DIEGO SÁNCHEZ
Silbidos al descanso, pitos con la salida del campo de Aquino y de Núñez y bronca al final del partido. La afición, demasiado paciente esta temporada, no puede con el juego de su equipo y ya no se calla. Y es que el Murcia aburre hasta al más cauto. Si es un sufrimiento llegar hasta las inmediaciones de Nueva Condomina, 90 minutos del Real Murcia se han convertido en un auténtico suplicio para los espectadores grana, que aguantan porque el equipo sigue sin estar en la zona peligrosa del descenso, sino ya habrían saltado como lo hicieron allá por el mes de diciembre con Clemente en el banquillo.
Precisamente Campos cumplió ayer ya una vuelta completa como entrenador del Real Murcia.

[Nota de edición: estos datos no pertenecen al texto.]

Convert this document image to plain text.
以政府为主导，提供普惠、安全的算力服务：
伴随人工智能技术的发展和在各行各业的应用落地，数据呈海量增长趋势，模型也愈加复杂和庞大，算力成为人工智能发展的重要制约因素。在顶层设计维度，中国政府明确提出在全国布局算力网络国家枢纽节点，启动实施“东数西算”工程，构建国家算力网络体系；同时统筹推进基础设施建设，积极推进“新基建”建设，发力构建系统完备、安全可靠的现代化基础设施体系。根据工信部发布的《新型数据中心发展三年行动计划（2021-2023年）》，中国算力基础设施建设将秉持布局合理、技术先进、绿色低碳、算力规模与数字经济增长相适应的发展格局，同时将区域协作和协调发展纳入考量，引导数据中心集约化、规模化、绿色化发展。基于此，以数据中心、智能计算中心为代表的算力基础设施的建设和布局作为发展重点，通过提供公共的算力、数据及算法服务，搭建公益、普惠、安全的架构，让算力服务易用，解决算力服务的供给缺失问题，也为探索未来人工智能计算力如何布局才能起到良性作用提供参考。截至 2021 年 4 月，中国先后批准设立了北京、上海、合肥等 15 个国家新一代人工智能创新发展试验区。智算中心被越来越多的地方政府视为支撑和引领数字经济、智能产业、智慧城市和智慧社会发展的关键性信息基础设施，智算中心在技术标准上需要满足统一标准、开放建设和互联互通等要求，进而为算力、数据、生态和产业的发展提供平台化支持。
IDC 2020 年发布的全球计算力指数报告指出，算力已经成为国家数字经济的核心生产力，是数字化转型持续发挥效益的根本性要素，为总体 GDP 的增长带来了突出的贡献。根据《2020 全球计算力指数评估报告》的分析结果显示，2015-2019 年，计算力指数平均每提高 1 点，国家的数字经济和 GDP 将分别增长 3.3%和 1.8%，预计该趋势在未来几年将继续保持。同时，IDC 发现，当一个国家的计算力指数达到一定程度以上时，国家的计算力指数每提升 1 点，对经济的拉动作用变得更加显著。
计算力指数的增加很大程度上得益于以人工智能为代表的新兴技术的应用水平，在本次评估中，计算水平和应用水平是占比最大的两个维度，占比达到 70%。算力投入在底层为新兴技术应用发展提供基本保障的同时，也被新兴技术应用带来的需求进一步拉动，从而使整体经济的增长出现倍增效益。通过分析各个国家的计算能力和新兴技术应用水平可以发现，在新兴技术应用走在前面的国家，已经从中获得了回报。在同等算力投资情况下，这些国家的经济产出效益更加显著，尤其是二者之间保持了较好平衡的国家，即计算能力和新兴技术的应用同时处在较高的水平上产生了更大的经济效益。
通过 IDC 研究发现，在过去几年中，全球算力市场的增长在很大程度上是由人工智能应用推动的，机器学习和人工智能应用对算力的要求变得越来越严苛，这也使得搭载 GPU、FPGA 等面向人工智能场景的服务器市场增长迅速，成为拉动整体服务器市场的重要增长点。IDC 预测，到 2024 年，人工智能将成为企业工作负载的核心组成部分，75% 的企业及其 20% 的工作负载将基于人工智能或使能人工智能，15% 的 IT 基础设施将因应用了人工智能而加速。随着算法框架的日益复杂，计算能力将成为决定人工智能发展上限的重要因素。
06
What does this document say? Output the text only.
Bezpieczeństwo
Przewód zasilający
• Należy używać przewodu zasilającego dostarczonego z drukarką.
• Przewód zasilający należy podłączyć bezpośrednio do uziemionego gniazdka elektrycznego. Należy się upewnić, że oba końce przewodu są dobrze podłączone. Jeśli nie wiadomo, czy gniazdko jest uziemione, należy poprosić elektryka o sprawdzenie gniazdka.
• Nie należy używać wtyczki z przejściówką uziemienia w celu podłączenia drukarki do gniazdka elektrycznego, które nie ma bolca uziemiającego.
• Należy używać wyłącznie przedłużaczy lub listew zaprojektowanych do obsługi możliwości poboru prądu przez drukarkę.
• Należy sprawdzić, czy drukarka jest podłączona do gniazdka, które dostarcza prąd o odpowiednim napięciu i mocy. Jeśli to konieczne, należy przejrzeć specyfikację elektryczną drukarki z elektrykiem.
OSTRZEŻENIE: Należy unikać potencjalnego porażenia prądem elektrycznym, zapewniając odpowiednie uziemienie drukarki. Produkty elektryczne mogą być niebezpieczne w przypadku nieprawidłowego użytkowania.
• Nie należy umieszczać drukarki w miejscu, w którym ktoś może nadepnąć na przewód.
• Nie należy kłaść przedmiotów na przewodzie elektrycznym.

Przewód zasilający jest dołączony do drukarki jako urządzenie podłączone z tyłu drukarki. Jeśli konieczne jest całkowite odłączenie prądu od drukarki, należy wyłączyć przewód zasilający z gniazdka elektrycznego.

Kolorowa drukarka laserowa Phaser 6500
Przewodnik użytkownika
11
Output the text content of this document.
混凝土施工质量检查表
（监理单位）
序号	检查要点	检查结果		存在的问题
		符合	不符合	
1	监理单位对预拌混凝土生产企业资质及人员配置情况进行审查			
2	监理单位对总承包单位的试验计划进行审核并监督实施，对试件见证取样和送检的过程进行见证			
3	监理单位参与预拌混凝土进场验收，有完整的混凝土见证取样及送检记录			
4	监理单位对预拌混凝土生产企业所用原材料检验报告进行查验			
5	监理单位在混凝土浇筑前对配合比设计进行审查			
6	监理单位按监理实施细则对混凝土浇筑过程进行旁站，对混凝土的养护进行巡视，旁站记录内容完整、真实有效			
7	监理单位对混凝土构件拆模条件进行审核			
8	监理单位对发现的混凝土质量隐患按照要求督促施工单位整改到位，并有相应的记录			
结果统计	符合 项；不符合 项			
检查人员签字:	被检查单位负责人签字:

El 13 de diciembre del pasado año Javier Clemente firmaba con otra derrota -en el Alcoraz frente al Huesca 1-0- su acta de defunción como entrenador grana y los acontecimientos posteriores provocaron su destitución y la llegada del mazarronero al banquillo grana. Desde aquel Real Murcia, que caminaba ineludiblemente al descenso -era por entonces vigésimo a cinco puntos de la salvación-, se ha llegado a éste, en el que el preparador murciano ha aportado cierta tranquilidad.
Lo tuvo claro desde el principio y dijo que eran estos mismos futbolistas los que tenían que sacar al club de la grave situación deportiva en la que se encontraba. Dicho y hecho, en 21 jornadas que lleva al frente del Murcia ha acumulado 31 puntos. La reacción con él al frente hizo pensar incluso que daba tiempo de engancharse a los puestos de cabeza de la clasificación, algo que visto lo visto era una auténtica utopía.
Campos, quien podría haber sido un experimento demasiado volátil, se ha asentado en el banquillo y cuenta con la confianza no sólo de sus jugadores sino de la directiva, que le ha renovado para la próxima temporada. Además, y algo más importante, el mazarronero ha caído bien entre la afición, que ve que el técnico ha cumplido con creces con el expediente -hasta el momento- y no es capaz de exigirle nada más, a sabiendas de que esta plantilla no la confeccionó él y arrastra demasiados problemas estructurales en una temporada marcada en muchas ocasiones por asuntos económico-sociales dentro de la entidad.
Tras 21 jornadas, Campos con un discurso más comedido que su predecesor, ha dado la tranquilidad que necesitaba una afición demasiado encrespada.
Por otro lado, Jesús Samper, propietario del club y vicepresidente de la entidad, estuvo en el palco, acompañado por su hermano Juan Antonio -al que no se le veía desde diciembre- y de los consejeros Juan Guillamón, José Luis Morga y Guillermo Martínez Abarca, para culminar una semana intensa de trabajo. Llegó a mediados de la misma y ha hecho aquello que prometió, que es plantar las bases para tratar de levantar el concurso de acreedores. Presentó el convenio anticipado ante la jueza María Dolores de las Heras y culminó su visita con un partido soporífero, capaz de aburrir al más pintado y del que se fue un tanto enfadado.
Por cierto, con 9.150 espectadores, la grada de Nueva Condomina presentó uno de las peores imágenes de toda la temporada.